もし、彼女が悪の道に落ちてしまったなら、俺は――。
『なにかまた、変なことを考えているんじゃないだろうな』
マスク内部のスピーカーからユリ博士が喋りかける。外部スピーカーはオフにしてあるので、リカには聞こえていない。
『さっきからバイタルが乱れすぎだぞ。荒唐無稽な指示に思えるかもしれないが、今は――』
「あ、いや。確かにそれもそうなんだけど、今はちょっと別のこと考えてて」
『そうか、やはりディメンションバニッシュの件は話すべきじゃなかったな……』
「……そっちとも違くて」
今日一日で悩みが増えすぎだ俺。将来ハゲないか心配になるぜ。
ユリ博士はなんのことやらと首を傾げている。
と、その時。前方に人影を視認した。
逃げ遅れた人だろうか。このあたりまでくれば崩落も無いし、見たところキチンと立つこともできているようだ。
いや、違う。あっちは入り口に繋がる通路だ。そこからわざわざ現れたということは避難者ではない。

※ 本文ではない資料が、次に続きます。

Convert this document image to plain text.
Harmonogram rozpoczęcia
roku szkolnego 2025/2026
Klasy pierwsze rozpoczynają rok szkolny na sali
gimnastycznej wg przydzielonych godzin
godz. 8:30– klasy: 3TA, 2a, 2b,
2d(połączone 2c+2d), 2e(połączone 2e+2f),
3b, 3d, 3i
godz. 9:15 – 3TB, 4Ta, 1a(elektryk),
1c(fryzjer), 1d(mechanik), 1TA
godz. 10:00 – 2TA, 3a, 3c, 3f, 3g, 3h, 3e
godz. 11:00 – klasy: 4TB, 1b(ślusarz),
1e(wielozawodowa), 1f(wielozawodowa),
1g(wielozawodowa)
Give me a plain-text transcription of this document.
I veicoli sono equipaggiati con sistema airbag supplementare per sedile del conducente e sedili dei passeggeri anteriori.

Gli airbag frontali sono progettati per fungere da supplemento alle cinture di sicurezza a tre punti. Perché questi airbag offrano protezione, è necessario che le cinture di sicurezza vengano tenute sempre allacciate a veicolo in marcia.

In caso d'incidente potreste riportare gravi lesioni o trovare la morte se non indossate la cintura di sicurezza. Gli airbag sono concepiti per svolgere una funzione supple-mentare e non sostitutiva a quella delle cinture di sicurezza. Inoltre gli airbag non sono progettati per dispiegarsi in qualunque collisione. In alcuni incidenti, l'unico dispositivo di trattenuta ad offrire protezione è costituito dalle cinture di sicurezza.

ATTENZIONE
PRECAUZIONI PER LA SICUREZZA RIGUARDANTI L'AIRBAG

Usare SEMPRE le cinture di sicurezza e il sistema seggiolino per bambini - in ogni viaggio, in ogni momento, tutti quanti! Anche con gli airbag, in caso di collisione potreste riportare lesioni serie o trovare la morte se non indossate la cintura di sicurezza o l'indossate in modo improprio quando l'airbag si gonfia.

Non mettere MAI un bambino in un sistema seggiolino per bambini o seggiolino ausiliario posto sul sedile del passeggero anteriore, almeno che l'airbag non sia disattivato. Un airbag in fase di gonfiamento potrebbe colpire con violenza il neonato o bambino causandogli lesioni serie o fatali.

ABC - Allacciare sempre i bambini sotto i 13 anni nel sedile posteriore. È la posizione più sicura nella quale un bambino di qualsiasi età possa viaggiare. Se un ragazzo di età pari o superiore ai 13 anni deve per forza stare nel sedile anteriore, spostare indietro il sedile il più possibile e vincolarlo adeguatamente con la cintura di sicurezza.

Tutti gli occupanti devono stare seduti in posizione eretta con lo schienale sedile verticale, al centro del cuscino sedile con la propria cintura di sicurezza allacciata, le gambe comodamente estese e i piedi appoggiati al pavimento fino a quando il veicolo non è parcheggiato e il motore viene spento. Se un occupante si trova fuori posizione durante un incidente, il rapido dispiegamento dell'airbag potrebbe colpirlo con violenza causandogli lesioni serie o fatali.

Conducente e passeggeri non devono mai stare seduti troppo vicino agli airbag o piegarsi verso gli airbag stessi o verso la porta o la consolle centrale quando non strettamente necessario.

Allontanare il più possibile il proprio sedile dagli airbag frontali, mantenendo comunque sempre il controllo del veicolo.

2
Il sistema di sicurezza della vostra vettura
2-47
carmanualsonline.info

「何か妙な音が聞こえるから引き返してみれば、2人とも生きていたんスね」
前方に現れた人物は右手に三叉槍、左手に小さな盾を構えた少女だ。この人物には見覚えがある。
パラス=トリトン。彼女の表情は憎しみに歪んでいた。まるで、悪魔にでも憑りつかれているように。
「パラス。馬鹿なことはもうやめるんだ。俺たちを殺したところで君のお兄さんが釈放されるわけじゃない」
「兄さんの極刑が免れないのは百も承知ッス。ならば、パラスのやるべきことは一つ。この神器を使って兄さんを助けに行くだけッス!」
「な、なに!?」
それはつまり、王都に対して襲撃を仕掛けるということか!?
「……そんなことしたら、あんたもお尋ね者になっちゃうわよ」
「今までだって、盗賊の身内のパラスはほかの賞金稼ぎからは白い目で見られてたッス。兄さんを助け出して、兄妹で盗賊団でも始めたほうが幸せになれると思わないスか?」
「……思わねえよ。悪人が幸せになんてなれるはずがない」
俺の言葉に反応してパラスの眉がピクリと動く。
「なぜなら世界には正義がある。正義が死なない限り、悪が栄えることは無い」
「そうッスか、なら、正義を殺せば、問題は無いッスよね……?」
三叉槍には赤い宝玉がはめ込まれていた。火属性だ。
「【炎よ我が槍に宿りて、敵を討て】」
三叉槍の穂先が勢いよく燃えあがる。この空間の酸素をすべて消費しかねないほどの激しい炎を俺たちに向けている。
「下がってろリカ。この子は俺が相手をする」
「……そうしたいのは山々だけど、後ろの方が危険なのよね……」
ハッとして後ろに目を向ける。そこには、黒いディスクを手に持った青年、シオンが立っていた。
「戌亥浩太。これはどういうことだ……?」
しまった。かなりめんどくさい状況になってしまった……。